Più che come un semplice sito o come una raccolta di database, TraDante
è concepito come una vera e propria infrastruttura di ricerca: un
ecosistema progettato per integrare dati eterogenei e consentire
l’esplorazione congiunta di manoscritti, stampe antiche, testi, commenti
e risorse critiche. Il portale funge da punto di accesso unico a una
costellazione di archivi e banche dati nati da progetti diversi,
mantenendo l’identità scientifica di ciascuno ma rendendo possibile la
loro interoperabilità attraverso modelli condivisi, standard comuni e
vocabolari controllati.
TraDante permette di consultare i singoli database, esplorare il corpus
complessivo, visualizzare materiali digitalizzati e interrogare in modo
trasversale dati relativi a opere, testimoni, autori, commentatori,
stampatori ed esemplari. L’utente può avviare il proprio percorso di
ricerca da un manoscritto, da un’edizione a stampa, da un’opera o da una
figura storica e muoversi liberamente all’interno del portale seguendo
connessioni costruite dinamicamente sui dati.

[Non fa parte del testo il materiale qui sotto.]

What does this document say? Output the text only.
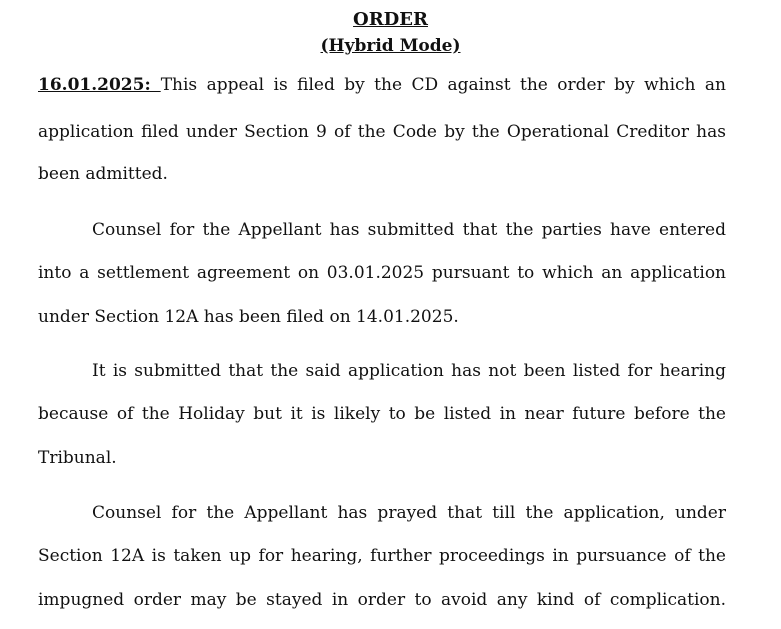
ORDER
(Hybrid Mode)
16.01.2025: This appeal is filed by the CD against the order by which an
application filed under Section 9 of the Code by the Operational Creditor has
been admitted.
Counsel for the Appellant has submitted that the parties have entered
into a settlement agreement on 03.01.2025 pursuant to which an application
under Section 12A has been filed on 14.01.2025.
It is submitted that the said application has not been listed for hearing
because of the Holiday but it is likely to be listed in near future before the
Tribunal.
Counsel for the Appellant has prayed that till the application, under
Section 12A is taken up for hearing, further proceedings in pursuance of the
impugned order may be stayed in order to avoid any kind of complication.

TraDante è un ambiente di lavoro che rende possibile incrociare
prospettive codicologiche, filologiche, storiche ed esegetiche,
favorendo nuove domande di ricerca. La struttura del portale è pensata
per essere incrementabile e aperta all’integrazione di nuovi progetti e
database, interni o esterni, che condividano un’attenzione comune alla
qualità scientifica dei dati e alla loro messa in relazione.